Se los veía en los rincones, agazapados y temerosos, pero expectantes al llamado de
su señor, para un ataque. El aire era tenso, y la espera, un silencio que se iba
deformando en rasguños contra las ásperas rocas, y el tintinear del agua del pozo,
fresca y clara. Iblis volvió a hablar, pero esta vez fue en un idioma hosco, una
seguidilla de gruñidos y sonidos guturales, al cual respondieron los djinns, astutos
monstruos, que se hablan apiñado a un lado.

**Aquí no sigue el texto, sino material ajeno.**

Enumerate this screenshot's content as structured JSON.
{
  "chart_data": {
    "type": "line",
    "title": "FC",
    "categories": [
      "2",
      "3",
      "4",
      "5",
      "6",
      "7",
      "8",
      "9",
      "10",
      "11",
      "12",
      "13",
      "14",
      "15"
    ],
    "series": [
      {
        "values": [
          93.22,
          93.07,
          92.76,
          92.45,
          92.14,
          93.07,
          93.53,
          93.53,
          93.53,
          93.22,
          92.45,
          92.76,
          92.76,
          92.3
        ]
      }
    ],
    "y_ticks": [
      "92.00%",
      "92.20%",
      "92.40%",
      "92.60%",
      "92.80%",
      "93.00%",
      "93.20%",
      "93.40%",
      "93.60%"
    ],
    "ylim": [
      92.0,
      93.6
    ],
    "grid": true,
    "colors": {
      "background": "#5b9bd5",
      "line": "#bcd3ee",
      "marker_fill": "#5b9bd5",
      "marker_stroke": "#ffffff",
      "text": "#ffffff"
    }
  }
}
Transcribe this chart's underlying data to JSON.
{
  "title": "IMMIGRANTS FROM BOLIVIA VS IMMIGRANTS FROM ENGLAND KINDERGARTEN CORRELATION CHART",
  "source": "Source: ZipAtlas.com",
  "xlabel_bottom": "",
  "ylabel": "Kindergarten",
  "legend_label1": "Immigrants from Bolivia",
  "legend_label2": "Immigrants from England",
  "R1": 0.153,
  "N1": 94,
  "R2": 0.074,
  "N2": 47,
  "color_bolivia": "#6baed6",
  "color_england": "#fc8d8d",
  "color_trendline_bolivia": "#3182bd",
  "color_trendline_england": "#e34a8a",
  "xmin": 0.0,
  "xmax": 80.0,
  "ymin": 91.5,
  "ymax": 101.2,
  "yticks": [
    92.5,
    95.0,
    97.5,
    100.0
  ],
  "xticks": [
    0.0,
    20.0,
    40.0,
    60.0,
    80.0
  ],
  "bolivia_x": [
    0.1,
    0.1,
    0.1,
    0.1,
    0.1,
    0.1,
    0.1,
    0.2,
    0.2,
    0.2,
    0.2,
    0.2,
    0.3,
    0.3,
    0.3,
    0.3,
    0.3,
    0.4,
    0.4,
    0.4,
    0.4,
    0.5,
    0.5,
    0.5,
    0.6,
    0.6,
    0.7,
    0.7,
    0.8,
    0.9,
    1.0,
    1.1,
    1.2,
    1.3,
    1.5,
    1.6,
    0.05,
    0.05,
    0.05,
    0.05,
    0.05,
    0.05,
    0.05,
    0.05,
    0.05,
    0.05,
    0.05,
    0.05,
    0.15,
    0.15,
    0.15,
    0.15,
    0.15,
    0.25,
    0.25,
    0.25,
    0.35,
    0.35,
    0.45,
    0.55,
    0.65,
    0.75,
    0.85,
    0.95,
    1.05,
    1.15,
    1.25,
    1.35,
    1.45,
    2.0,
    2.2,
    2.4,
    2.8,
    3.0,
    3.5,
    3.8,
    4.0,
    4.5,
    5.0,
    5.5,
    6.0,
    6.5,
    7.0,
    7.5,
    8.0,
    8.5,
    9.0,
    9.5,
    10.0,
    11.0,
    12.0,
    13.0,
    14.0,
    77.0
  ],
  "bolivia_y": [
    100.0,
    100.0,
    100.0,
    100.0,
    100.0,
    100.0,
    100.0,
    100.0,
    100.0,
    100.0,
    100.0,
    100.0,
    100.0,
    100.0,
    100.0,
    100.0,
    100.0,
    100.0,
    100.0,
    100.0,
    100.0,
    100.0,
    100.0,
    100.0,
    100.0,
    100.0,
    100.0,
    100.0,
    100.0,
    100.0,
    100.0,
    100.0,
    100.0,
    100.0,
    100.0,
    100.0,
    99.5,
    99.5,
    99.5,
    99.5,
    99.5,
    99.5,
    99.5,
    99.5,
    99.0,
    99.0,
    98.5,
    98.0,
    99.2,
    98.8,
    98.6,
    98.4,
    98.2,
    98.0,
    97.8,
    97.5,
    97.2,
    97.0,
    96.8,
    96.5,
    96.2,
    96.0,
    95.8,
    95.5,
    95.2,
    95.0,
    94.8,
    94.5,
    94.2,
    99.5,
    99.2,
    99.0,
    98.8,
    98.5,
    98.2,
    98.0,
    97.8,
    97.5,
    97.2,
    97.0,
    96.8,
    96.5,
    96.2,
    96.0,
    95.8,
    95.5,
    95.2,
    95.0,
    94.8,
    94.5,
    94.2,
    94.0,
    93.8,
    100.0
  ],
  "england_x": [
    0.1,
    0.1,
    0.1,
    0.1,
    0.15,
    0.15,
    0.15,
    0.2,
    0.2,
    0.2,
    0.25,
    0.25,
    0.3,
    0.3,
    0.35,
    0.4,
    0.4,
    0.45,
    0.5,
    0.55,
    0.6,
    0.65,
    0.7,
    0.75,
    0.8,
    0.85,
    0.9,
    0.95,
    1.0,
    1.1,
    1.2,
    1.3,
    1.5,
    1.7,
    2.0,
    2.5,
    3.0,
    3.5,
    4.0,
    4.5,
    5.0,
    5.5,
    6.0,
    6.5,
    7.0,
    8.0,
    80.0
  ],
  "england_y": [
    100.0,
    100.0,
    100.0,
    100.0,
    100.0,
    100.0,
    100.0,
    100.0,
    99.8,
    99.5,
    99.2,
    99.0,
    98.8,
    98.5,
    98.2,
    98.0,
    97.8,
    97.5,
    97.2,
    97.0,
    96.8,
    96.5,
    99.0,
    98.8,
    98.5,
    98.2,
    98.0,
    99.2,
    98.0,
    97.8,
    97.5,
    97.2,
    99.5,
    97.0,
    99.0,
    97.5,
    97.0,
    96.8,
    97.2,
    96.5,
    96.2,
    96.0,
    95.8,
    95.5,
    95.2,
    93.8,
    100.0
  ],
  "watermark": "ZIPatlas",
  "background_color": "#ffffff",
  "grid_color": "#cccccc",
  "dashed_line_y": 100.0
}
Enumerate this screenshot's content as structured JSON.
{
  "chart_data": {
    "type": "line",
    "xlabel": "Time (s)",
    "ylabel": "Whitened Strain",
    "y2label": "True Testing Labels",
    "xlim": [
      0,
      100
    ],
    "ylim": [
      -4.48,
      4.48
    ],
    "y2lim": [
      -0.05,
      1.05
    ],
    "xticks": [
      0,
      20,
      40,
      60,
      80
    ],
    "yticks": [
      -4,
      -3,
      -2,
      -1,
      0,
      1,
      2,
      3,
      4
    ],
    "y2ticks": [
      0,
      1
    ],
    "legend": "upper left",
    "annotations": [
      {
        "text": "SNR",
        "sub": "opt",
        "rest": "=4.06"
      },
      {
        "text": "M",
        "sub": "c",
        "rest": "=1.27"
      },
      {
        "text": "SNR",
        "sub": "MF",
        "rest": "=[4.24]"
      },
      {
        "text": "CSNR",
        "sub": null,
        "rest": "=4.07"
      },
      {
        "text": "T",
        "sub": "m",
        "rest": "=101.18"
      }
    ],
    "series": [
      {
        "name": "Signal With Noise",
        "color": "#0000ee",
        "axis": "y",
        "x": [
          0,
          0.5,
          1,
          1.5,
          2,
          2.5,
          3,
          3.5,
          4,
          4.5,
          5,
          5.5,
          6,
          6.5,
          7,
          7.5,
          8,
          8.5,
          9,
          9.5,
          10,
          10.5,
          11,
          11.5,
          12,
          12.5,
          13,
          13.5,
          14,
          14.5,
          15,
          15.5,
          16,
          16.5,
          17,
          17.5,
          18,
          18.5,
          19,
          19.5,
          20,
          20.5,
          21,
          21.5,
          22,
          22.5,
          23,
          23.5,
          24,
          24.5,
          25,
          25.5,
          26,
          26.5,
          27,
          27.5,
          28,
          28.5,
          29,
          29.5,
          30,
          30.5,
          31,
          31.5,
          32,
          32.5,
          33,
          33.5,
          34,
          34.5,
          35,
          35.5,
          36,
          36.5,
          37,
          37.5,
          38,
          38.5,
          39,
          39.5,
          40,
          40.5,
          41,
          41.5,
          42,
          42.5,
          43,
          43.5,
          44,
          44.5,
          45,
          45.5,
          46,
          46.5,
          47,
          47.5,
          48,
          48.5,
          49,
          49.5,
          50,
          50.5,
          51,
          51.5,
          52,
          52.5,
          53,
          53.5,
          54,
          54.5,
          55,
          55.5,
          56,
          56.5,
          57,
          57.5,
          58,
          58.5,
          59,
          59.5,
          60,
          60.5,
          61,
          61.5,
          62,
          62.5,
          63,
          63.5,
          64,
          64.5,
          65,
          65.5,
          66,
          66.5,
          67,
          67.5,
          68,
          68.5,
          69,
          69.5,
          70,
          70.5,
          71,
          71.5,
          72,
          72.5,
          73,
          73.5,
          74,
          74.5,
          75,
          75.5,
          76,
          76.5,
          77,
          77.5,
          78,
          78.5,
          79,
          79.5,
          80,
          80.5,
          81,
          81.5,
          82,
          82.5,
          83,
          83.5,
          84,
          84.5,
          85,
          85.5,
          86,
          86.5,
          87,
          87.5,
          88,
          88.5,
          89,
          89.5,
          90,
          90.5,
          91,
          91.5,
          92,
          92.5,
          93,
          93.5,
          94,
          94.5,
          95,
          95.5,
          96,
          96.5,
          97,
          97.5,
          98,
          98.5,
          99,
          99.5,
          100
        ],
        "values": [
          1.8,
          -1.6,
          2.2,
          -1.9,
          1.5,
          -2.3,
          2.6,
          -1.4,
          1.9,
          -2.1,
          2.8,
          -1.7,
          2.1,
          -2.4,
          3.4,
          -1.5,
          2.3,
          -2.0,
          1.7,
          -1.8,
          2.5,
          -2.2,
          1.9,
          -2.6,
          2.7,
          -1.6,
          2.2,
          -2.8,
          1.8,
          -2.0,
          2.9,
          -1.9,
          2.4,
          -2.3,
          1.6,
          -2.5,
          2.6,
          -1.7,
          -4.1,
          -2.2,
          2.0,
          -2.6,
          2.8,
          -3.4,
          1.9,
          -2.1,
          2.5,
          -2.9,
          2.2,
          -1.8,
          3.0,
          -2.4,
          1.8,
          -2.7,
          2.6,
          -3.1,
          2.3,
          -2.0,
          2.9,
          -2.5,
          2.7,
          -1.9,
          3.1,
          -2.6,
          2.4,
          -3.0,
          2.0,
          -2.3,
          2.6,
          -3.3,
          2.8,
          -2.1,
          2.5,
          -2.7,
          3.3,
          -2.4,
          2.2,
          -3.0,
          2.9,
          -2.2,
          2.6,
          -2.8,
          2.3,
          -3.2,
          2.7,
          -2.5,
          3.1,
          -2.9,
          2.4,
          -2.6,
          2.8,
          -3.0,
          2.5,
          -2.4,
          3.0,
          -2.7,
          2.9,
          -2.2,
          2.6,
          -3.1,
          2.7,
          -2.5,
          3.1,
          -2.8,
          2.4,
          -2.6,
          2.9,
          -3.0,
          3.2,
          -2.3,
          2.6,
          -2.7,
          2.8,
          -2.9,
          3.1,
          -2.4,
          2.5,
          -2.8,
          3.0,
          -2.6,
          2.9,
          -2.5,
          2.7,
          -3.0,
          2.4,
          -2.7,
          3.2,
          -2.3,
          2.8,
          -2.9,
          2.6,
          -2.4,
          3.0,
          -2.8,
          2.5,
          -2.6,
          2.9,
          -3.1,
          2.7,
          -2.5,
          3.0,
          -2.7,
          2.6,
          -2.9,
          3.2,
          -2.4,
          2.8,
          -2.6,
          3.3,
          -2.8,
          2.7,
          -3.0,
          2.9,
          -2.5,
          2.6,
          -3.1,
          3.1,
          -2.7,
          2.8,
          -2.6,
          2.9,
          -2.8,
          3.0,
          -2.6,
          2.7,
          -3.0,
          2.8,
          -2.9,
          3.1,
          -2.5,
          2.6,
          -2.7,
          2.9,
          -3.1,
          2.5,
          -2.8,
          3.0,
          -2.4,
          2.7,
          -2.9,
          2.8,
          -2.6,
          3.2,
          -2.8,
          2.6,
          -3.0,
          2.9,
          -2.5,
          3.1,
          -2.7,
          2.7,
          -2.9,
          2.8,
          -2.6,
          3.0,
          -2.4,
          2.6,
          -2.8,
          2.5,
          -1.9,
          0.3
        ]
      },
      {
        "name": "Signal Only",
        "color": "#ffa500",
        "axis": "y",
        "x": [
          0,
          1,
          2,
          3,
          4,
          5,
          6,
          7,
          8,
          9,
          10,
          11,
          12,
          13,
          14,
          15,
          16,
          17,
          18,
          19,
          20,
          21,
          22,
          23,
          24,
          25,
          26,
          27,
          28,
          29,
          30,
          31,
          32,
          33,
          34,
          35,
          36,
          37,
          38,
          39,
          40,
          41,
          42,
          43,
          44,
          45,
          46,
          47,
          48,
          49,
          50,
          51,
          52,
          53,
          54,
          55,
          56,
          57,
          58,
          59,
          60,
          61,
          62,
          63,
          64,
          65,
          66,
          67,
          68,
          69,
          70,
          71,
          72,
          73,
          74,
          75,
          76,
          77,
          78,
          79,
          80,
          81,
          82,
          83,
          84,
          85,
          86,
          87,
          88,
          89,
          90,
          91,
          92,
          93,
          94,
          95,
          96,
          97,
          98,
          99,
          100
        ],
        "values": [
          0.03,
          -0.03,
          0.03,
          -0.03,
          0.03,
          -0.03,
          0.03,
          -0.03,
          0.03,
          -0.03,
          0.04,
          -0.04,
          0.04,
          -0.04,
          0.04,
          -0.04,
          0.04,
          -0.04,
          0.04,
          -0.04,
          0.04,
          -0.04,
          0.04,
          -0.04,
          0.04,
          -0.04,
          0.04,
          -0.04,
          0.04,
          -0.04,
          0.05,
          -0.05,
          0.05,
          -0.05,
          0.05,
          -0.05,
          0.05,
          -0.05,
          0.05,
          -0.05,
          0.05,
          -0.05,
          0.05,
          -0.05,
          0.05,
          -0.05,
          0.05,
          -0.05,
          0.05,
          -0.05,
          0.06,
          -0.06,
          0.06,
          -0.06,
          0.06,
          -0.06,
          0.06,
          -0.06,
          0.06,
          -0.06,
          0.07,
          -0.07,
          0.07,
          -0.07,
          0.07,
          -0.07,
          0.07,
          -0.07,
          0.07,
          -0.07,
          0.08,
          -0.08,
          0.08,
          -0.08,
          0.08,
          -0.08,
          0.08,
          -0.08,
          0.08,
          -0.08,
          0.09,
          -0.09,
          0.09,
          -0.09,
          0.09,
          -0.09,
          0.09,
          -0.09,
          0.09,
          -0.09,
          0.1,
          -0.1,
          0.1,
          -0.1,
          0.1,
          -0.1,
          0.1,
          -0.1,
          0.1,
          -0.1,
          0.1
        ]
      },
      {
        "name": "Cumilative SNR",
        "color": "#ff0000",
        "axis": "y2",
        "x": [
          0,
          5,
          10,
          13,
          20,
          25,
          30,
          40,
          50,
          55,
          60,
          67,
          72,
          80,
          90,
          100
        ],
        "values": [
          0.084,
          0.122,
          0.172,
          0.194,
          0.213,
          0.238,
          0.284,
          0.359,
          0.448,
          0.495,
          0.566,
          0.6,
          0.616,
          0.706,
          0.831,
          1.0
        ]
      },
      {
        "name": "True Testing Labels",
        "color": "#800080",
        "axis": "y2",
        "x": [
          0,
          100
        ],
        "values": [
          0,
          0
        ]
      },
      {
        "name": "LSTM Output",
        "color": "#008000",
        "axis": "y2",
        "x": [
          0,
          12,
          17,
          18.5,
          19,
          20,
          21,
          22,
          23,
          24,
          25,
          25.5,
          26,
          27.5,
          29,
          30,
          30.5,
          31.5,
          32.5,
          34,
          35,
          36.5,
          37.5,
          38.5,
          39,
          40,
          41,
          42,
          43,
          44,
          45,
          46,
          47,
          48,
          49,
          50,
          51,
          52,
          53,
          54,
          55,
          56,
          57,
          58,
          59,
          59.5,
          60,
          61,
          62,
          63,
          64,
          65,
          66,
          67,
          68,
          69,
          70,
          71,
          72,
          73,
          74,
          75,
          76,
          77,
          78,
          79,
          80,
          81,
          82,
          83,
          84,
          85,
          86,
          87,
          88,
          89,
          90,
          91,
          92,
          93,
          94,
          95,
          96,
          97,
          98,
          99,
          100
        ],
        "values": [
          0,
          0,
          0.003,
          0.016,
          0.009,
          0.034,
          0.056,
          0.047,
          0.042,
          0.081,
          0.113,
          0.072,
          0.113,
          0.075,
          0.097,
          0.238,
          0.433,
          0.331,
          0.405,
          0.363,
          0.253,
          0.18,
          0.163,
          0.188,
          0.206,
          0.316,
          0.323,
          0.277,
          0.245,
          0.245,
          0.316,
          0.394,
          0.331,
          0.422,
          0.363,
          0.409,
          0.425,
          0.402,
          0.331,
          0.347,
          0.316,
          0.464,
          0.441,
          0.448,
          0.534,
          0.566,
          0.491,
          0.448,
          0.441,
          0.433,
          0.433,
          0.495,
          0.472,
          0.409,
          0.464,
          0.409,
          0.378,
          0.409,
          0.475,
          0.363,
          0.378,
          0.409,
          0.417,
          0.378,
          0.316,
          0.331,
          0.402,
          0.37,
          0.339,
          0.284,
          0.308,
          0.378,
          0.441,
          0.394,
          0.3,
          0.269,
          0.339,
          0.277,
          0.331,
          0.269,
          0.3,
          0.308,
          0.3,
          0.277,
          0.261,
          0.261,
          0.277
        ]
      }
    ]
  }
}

«La muchacha no está aquí», dijo tras unos momentos el demonio. «La dejaron en
un oasis, no muy lejos, llamado Menseid, vendida como esclava a unos mercenarios»,
y con el último movimiento de sus ojos, disolvió las rocas que ocultaban a los djinns
para que tuvieran su merecido. Algunos diablillos se disolvieron también y el polvo
fue arrastrado por la brisa hedionda.
El grupo de hombres dio media vuelta y emprendió su regreso, no sin antes
expedir un breve «sukrân, ma`a salâme (gracias, hasta siempre)», y mirar con algo de
compasión a los maldecidos por el Creador. Y así como entraron, ya estaban de nuevo
junto a la cadena y el trozo de cuerno que oficiaba de señal lumínica, y con la misma
fuerza salida de nunca sabremos dónde, con poco esfuerzo ya estuvieron los cinco
alrededor de la boca del pozo, rodeados por la estrella protectora, que había quedado
intacta a pesar del terrible viento que parecía arrollarlo todo en el desierto.
Los dromedarios, recostados al pie del pozo, también estaban protegidos por el
influjo de la sal roja.
Pero si ellos por un momento creyeron que se habían librado de los malditos
djinns, estaban muy equivocados. Porque fueron estos seres de la maldad quienes
iniciaron una tormenta de arena, que empezó a soplar con toda la fuerza de la
naturaleza sobre los cinco hombres y sus animales, aunque sin lograr su cometido. Si
el poder de un solo cuerno había hecho retroceder a miles de diablillos, ¿qué harían
dos, y en las manos adecuadas? Pues, lo que sucedió entonces: la más terrible y sin
descanso de las luchas que se conocieron en aquella parte del desierto. Los djinns, los
los kel essuf y los rul aparecían por centenares, y los hombres, dispuestos a defender
sus vidas, rechazaban todo ataque con atrevidos conjuros y otras armas, como varas
protectoras forjadas por gigantes y con metales desconocidos, dagas y polvos
mágicos. Los resplandores de sus choques eran un magnífico despliegue de colores y
sonidos, y los hermosos bastones de cuerno de unicornio brillaban en la noche como
estacas de luz incandescente.
No hubo criatura animal ni humana del desierto que no se percibiera aquella
ocasión de la lucha. Los dromedarios se encomendaron en su viaje hacia el oasis de
Menseid, que quedaba a unos kilómetros de allí, y en la retaguardia iban los santos,
destrozando a unos y malhiriendo a otros demonios que intentaban retenerlos. Las
oraciones se elevaban describiendo espirales lumínicos contra el cielo, y cada conjuro
y cada hechizo se expandía en el aire, junto a las estrellas fugaces. No hubo

espectáculo similar de horror y liberación más grande en todo el Sahara, y la arena
fue un mar de cadáveres que pronto se desintegraban y se unían al polvo que
arrastraba el viento.
Aquella masacre signó los tiempos y todas las generaciones siguientes la
recordaron con estupor y encanto, pues significó la conquista de esa parte del
desierto, antes propiedad de los demonios que impedían la circulación pacífica. Se
sabe que el padre Alexander Elm llegó salvo al oasis de Menseid junto con sus
acompañantes, y logró rescatar a la bella hija del Sultán, pagando abultadas cifras a
los mercenarios que la tenían, por cierto después de muchas y acaloradas discusiones.
Pero ningún otro esfuerzo fue mayor que el de aquella oportunidad, cuando sembrara
la noche de hechizos, como estrellas fugaces contra los malditos demonios.